Ickovics was recommended for the award by Dr. Sten H. Vermund, MD, Anna M.R. Lauder Professor of Public Health and former dean at YSPH. He cited her work on group prenatal care and reducing risk factors for adverse perinatal outcomes; reducing adolescents’ risks for unwanted pregnancy; and enhancing programs to empower girls to control their own fertility. As founding director of CARE, she also was involved in promoting children’s health, such as her tireless work on preventing childhood obesity and enhancing nutritional options in food deserts. “In other words,” he said, “there is scholarship and community action in everything that Dr. Ickovics tackles.”

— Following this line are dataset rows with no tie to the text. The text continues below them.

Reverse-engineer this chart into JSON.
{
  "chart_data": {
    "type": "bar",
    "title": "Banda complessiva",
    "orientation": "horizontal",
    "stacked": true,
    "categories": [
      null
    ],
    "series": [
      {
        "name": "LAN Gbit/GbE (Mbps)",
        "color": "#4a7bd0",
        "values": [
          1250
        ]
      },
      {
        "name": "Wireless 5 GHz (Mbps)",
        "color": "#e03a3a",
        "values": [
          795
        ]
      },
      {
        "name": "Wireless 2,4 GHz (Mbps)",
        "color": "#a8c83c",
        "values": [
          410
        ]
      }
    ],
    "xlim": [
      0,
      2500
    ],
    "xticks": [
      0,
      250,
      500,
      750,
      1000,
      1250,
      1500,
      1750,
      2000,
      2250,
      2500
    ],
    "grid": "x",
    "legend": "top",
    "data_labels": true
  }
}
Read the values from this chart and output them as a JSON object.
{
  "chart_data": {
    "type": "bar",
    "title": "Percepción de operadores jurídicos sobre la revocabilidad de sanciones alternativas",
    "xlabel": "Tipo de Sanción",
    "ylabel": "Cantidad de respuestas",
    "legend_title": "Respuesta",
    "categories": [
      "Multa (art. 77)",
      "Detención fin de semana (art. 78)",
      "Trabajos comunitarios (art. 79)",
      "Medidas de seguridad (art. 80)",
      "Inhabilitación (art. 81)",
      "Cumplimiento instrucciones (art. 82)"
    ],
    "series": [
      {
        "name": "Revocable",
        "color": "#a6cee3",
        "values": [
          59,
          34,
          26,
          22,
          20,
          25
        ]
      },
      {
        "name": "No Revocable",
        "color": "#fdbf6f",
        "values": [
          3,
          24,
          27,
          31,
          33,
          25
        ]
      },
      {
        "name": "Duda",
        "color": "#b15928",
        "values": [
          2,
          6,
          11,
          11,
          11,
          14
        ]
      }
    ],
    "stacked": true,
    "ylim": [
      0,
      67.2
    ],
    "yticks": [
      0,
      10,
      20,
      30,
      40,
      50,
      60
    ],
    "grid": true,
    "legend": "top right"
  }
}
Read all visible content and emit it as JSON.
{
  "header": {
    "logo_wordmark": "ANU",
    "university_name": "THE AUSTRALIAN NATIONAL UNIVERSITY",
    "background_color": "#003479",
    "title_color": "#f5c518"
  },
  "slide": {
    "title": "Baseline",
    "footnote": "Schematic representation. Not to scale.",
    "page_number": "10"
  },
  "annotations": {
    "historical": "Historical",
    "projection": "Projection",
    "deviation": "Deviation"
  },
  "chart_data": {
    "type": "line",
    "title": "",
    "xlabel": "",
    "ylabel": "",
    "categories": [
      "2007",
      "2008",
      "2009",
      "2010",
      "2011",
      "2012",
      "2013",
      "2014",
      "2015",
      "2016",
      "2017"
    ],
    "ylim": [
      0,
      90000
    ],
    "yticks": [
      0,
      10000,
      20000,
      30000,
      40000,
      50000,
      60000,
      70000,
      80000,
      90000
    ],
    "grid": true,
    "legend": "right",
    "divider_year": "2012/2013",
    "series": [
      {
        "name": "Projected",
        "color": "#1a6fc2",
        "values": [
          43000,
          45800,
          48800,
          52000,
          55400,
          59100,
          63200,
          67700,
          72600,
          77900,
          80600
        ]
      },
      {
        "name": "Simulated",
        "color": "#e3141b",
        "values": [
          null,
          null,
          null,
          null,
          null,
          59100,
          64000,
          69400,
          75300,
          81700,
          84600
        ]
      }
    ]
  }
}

Among this year’s other APHA award recipients will be singer/actor/activist/philanthropist Dolly Parton. She will receive the 2023 APHA Presidential Citation for her donations to COVID-19 research, as well as her support of marginalized groups, and devotion to child literacy. Her $1 million donation to the Vanderbilt University Medical Center in April 2020 partially funded the development of Moderna’s COVID-19 vaccine.
“Even more extraordinary” than Parton’s musical career, where she is a member of the Country Music and Rock and Roll halls of fame, Ickovics said, “are her decades of philanthropy related to health and education.” She cited Parton’s work in prevention and eliminating stigma from people with HIV; her early support of marriage equality and LGBTQ+ rights; being one of the first people to step up with private monies to support COVID vaccines; donating to health-related research, including maternity care and birthing centers as well as research on pediatric infectious disease; and donating more than 200 million books to promote literacy.
“I don’t think many people know about this,” she said, “and I am delighted that APHA has chosen to recognize and honor her contributions along with many distinguished scholars at the 2023 Annual Meeting.”